Rini Budiarti

Personal information
- Born: 1983 (age 42–43)

Medal record
Women's athletics
Representing Indonesia
Southeast Asian Games
| Gold medal – first place | 2011 Jakarta–Palembang | 3000 m |
| Gold medal – first place | 2013 Naypyidaw | 3000 m |
| Gold medal – first place | 2015 Singapore | 3000 m |
| Silver medal – second place | 2007 Nakhon Ratchasima | 1500 m |
| Silver medal – second place | 2007 Nakhon Ratchasima | 5000 m |
| Silver medal – second place | 2015 Singapore | 5000 m |
| Bronze medal – third place | 2005 Manila | 5000 m |
| Bronze medal – third place | 2011 Palembeng | 5000 m |

= Rini Budiarti =

Indonesian athletics competitor (born 1983)
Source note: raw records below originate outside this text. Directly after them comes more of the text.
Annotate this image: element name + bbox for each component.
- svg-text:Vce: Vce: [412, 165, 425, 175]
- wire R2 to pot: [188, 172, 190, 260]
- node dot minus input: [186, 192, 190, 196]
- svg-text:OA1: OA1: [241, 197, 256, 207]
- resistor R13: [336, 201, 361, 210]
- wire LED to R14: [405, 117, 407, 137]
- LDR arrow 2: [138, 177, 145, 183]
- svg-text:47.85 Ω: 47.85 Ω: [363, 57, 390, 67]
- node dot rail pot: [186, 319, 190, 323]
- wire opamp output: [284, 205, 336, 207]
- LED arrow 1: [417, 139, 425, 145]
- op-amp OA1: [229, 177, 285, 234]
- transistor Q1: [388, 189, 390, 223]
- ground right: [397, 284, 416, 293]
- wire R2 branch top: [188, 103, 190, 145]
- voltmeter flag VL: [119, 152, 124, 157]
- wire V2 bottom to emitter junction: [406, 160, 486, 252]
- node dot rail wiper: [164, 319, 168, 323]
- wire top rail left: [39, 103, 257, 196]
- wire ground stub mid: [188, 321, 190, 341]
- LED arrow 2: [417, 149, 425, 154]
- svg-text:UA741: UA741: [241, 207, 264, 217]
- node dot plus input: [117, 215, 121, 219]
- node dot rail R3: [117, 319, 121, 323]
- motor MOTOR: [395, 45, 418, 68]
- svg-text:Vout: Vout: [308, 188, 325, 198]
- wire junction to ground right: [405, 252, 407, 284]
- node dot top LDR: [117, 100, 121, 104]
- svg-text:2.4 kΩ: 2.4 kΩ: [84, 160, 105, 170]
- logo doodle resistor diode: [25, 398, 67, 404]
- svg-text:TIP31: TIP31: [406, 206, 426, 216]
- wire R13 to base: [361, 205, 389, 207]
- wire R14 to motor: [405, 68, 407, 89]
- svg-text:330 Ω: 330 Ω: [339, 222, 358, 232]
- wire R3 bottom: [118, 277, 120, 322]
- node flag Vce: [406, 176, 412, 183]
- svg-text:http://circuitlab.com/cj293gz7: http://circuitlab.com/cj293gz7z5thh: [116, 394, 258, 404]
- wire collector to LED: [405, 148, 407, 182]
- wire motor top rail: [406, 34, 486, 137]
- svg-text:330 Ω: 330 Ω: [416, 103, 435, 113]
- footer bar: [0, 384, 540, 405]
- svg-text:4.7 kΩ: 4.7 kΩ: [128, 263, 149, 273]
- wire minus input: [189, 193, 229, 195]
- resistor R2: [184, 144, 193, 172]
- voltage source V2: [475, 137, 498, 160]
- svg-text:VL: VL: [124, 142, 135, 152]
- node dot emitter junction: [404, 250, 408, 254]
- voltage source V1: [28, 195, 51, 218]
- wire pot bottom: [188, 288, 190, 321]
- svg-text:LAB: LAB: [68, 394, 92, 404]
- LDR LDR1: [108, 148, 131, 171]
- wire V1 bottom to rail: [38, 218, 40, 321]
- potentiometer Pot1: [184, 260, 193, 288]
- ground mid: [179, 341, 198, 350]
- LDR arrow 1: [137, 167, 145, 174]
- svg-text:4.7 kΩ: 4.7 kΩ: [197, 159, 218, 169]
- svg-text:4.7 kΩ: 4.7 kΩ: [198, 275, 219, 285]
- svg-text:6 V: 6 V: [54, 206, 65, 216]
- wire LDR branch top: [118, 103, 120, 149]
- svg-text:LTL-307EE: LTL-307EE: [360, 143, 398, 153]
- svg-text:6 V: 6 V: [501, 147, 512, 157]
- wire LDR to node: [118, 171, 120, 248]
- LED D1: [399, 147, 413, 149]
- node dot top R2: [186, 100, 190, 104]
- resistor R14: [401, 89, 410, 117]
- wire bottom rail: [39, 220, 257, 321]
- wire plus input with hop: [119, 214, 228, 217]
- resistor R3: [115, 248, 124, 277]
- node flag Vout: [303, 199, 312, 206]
Rini Budiarti (born 1983) is an Indonesian long-distance runner. She represented Indonesia at the 2014 Asian Games held in Incheon, South Korea. She competed in the women's 3000 metres steeplechase event and she finished in 5th place.

In 2015, she competed in the senior women's race at the 2015 IAAF World Cross Country Championships held in Guiyang, China. She finished in 76th place. In the same year, she also won the gold medal in the women's 3000 metres steeplechase and the silver medal in the women's 5000 metres event at the 2015 Southeast Asian Games held in Singapore.